NEW YORK (CNNMoney) -- U.S. stocks were set to open lower Thursday, following stimulus and rate cuts by central banks in Europe and China.
The Dow Jones industrial average (), S&P 500 ( ) and Nasdaq ( ) futures were slightly lower. Stock futures indicate the possible direction of the markets when they open at 9:30 a.m. ET.
Thursday has been a big day for central bank intervention. The European Central Bank lowered its key interest rate by a quarter percentage point to 0.75%. The Bank of England decided to flood the market with British pounds through quantitative easing, increasing asset purchases by £50 billion ($78.1 billion).
The People's Bank of China also cut several key interest rates for the second time in less than a month, bringing its lending rate down by 0.31 percentage point to 6%.
Rate cuts by so many central banks are likely to give markets a temporary boost, said Mark Helweg, president of financial software maker MicroQuant. But given that interest rates have been pushed to record lows, Helweg warned investor confidence could be shaken if it looks like central banks are running out of ideas.
"If they fail to hold those gains, all this could be perceived as a negative," he said. "What else can central banks do? Where else can they go?"
Meanwhile, Spain sold €3 billion ($3.8 billion) in 3- and 10-year bonds Thursday -- the first auction since last week's eurozone summit. Yields on the 10-year bond moved up to 6.54% but stayed below peak levels hit in June.
On the domestic front, investors head into Thursday with the U.S. labor market in focus.
First-time unemployment claims for the week that ended June 30 came in at 374,000, down 14,000 from the prior week. The Labor Department's figures were just below economists' expectations.

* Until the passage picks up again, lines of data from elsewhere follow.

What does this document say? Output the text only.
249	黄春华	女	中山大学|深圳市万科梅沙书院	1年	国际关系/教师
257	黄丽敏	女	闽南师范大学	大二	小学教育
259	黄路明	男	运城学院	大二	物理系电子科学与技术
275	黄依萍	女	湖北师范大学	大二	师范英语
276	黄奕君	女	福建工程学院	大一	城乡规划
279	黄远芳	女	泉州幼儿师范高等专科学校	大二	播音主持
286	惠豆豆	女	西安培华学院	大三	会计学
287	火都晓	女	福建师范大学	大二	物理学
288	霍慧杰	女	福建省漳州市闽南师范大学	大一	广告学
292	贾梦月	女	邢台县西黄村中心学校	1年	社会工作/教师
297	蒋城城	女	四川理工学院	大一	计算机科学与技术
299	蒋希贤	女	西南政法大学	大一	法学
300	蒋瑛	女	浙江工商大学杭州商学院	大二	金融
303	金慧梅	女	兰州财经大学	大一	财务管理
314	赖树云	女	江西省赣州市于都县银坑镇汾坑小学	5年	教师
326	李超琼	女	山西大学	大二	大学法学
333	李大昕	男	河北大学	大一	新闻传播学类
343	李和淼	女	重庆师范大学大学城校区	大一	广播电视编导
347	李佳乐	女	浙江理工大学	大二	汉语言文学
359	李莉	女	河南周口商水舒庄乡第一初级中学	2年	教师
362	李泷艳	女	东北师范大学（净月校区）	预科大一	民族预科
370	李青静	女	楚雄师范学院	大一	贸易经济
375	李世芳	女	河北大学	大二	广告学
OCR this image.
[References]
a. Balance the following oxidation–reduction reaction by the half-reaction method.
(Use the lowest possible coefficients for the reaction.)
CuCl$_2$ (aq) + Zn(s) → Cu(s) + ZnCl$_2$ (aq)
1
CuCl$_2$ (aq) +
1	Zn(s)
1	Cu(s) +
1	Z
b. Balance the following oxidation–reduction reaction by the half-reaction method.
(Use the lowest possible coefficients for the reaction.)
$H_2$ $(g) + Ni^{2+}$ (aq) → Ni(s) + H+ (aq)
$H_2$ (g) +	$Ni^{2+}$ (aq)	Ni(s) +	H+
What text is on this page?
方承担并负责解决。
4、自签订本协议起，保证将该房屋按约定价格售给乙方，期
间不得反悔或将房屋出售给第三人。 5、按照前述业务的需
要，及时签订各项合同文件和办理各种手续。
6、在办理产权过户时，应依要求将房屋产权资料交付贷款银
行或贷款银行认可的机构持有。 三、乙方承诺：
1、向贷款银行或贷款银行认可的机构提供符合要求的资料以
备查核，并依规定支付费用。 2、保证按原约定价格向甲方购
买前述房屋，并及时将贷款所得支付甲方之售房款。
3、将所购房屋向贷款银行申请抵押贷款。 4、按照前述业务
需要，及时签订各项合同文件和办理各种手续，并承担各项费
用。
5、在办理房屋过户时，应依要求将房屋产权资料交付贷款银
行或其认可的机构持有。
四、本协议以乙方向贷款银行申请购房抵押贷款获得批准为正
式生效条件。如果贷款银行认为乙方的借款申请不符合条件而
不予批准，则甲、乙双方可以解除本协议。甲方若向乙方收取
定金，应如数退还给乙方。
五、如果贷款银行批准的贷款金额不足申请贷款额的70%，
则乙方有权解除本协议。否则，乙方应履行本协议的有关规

Payroll-processing firm Automatic Data Processing reported U.S. private-sector jobs rose by 176,000 in June, beating expectations.
The ADP report could raise expectations of Friday's government jobs report for June. Analysts surveyed by CNNMoney expect that the U.S. economy added just 80,000 jobs last month.
The morning started on a positive note as planned job cuts fell in June to a 13-month low of 37,551 job cuts. The figure is lower than last month's numbers and 9.4% below what it was in June last year, according to global outplacement consulting firm Challenger, Gray & Christmas.
U.S. stocks rallied on a holiday-shortened trading day Tuesday, as investors reacted to strong auto sales and an increase in factory orders for May. U.S. markets were closed Wednesday for Independence Day.
World markets: European stocks were slightly higher in afternoon trading. Britain's FTSE 100 ( ) rose 0.3%, the DAX ( ) in Germany added 0.2% and France's CAC 40 ( ) remained flat.
Asian markets ended mixed. The Shanghai Composite () lost 1.2% and Japan's Nikkei ( ) slid 0.3%, while the Hang Seng ( ) in Hong Kong rose 0.5%.
Economy: A purchasing managers' survey of the services sector in June is due at 10 a.m. ET from the Institute for Supply Management. The index is expected to come in at 53, down from 53.7 in May. Any reading above 50 signals expansion.
Oil for August delivery rose 99 cents to $88.65 a barrel.
Gold futures for August delivery fell 70 cents to $1,621.10 an ounce.
Bonds: The price on the benchmark 10-year U.S. Treasury rose, pushing the yield down to 1.59% from 1.63% late Tuesday.